What was King David's favorite food? Psalm-lette.
Why was the belt the best rapper at the church talent show? It had the tightest rhymes.
What was Adam's favorite fruit? A holy apple.
Why did the nun bring a map to church? She wanted to follow the straight and narrow.
How do fish practice their religion? They participate in a holy mackerel.
Why did the priest go to the movie theater? To catch a flick on faith.
What do you call a nun who's a lifeguard? Sister Swimmer.
Why did the praying mantis go to church? To say its mantisprey before its meal.

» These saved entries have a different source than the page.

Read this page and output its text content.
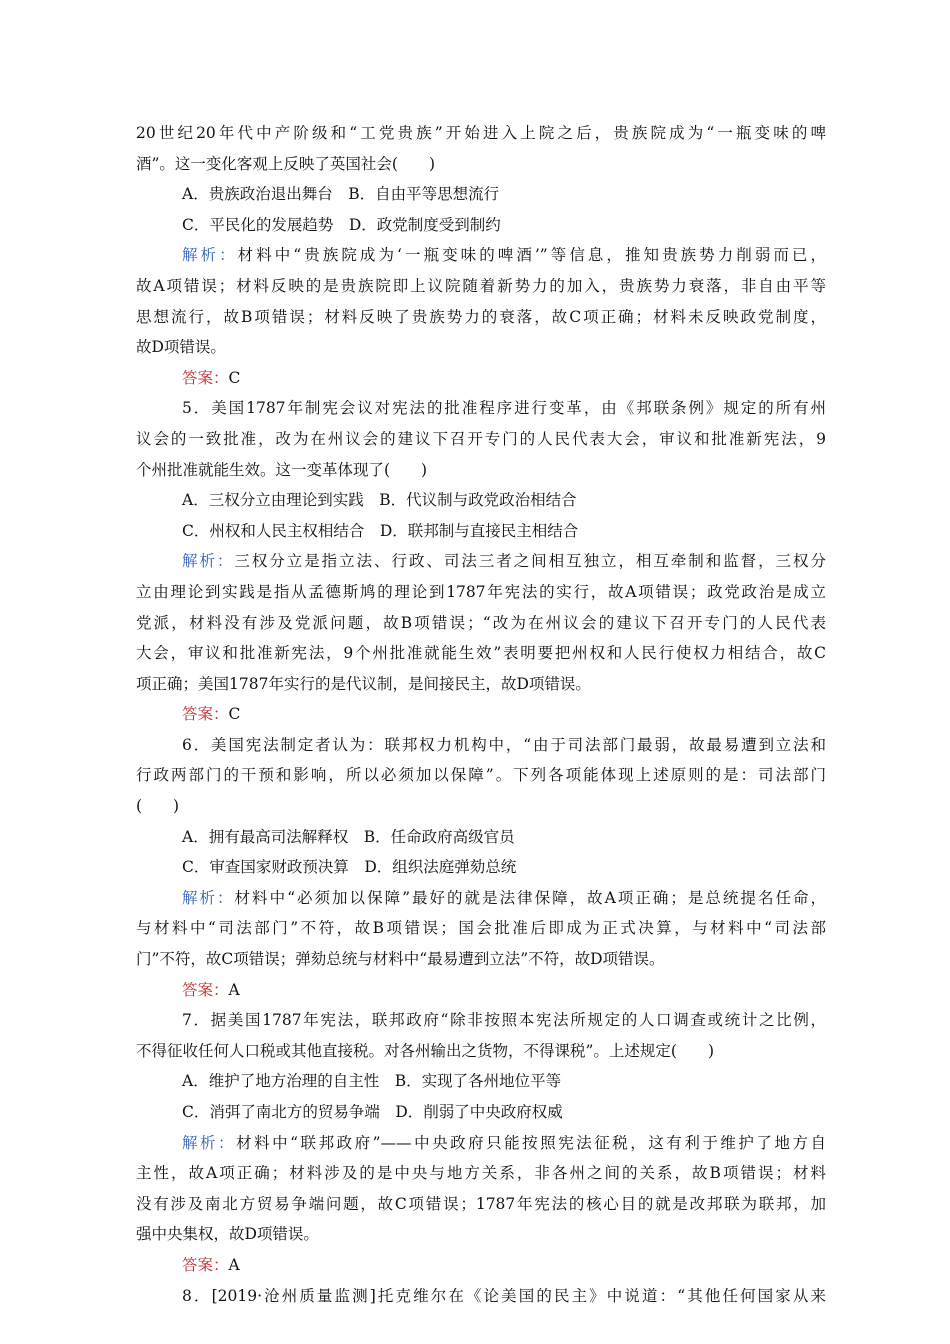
20世纪20年代中产阶级和“工党贵族”开始进入上院之后，贵族院成为“一瓶变味的啤
酒”。这一变化客观上反映了英国社会(　　)
A．贵族政治退出舞台　B．自由平等思想流行
C．平民化的发展趋势　D．政党制度受到制约
解析：材料中“贵族院成为‘一瓶变味的啤酒’”等信息，推知贵族势力削弱而已，
故A项错误；材料反映的是贵族院即上议院随着新势力的加入，贵族势力衰落，非自由平等
思想流行，故B项错误；材料反映了贵族势力的衰落，故C项正确；材料未反映政党制度，
故D项错误。
答案：C
5．美国1787年制宪会议对宪法的批准程序进行变革，由《邦联条例》规定的所有州
议会的一致批准，改为在州议会的建议下召开专门的人民代表大会，审议和批准新宪法，9
个州批准就能生效。这一变革体现了(　　)
A．三权分立由理论到实践　B．代议制与政党政治相结合
C．州权和人民主权相结合　D．联邦制与直接民主相结合
解析：三权分立是指立法、行政、司法三者之间相互独立，相互牵制和监督，三权分
立由理论到实践是指从孟德斯鸠的理论到1787年宪法的实行，故A项错误；政党政治是成立
党派，材料没有涉及党派问题，故B项错误；“改为在州议会的建议下召开专门的人民代表
大会，审议和批准新宪法，9个州批准就能生效”表明要把州权和人民行使权力相结合，故C
项正确；美国1787年实行的是代议制，是间接民主，故D项错误。
答案：C
6．美国宪法制定者认为：联邦权力机构中，“由于司法部门最弱，故最易遭到立法和
行政两部门的干预和影响，所以必须加以保障”。下列各项能体现上述原则的是：司法部门
(　　)
A．拥有最高司法解释权　B．任命政府高级官员
C．审查国家财政预决算　D．组织法庭弹劾总统
解析：材料中“必须加以保障”最好的就是法律保障，故A项正确；是总统提名任命，
与材料中“司法部门”不符，故B项错误；国会批准后即成为正式决算，与材料中“司法部
门”不符，故C项错误；弹劾总统与材料中“最易遭到立法”不符，故D项错误。
答案：A
7．据美国1787年宪法，联邦政府“除非按照本宪法所规定的人口调查或统计之比例，
不得征收任何人口税或其他直接税。对各州输出之货物，不得课税”。上述规定(　　)
A．维护了地方治理的自主性　B．实现了各州地位平等
C．消弭了南北方的贸易争端　D．削弱了中央政府权威
解析：材料中“联邦政府”——中央政府只能按照宪法征税，这有利于维护了地方自
主性，故A项正确；材料涉及的是中央与地方关系，非各州之间的关系，故B项错误；材料
没有涉及南北方贸易争端问题，故C项错误；1787年宪法的核心目的就是改邦联为联邦，加
强中央集权，故D项错误。
答案：A
8．[2019·沧州质量监测]托克维尔在《论美国的民主》中说道：“其他任何国家从来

Why was the yoga instructor calm during the storm? He knew how to find inner peace.
What do you call a monk on a motorcycle? A roamin' Catholic on wheels.
Why did the pastor become a beekeeper? He wanted to create a buzz in the community.
Why wasn't the computer allowed in church? It had too many viruses.
Why did the wise man only tell jokes on Mount Sinai? He wanted to deliver good one-liners.
Why did the priest get a job at the supermarket? He heard they needed someone to bag the groceries with care.
What do you call a pirate's favorite Bible verse? The plank shall inherit the earth.
Why did the Buddhist refuse to play hide and seek? He believed seeking was the path to enlightenment.
What do you call a nun in a kayak? Virgin paddles.
Why did the priest become a gardener? He wanted to help people plant their seeds of faith.
Why did the pastor go to the ice cream parlor? He needed to cone-fess his sweet tooth.
Why do skeletons go to church? Because they have nobody to talk to.
Why did the burglar break into the church? To take a little pew.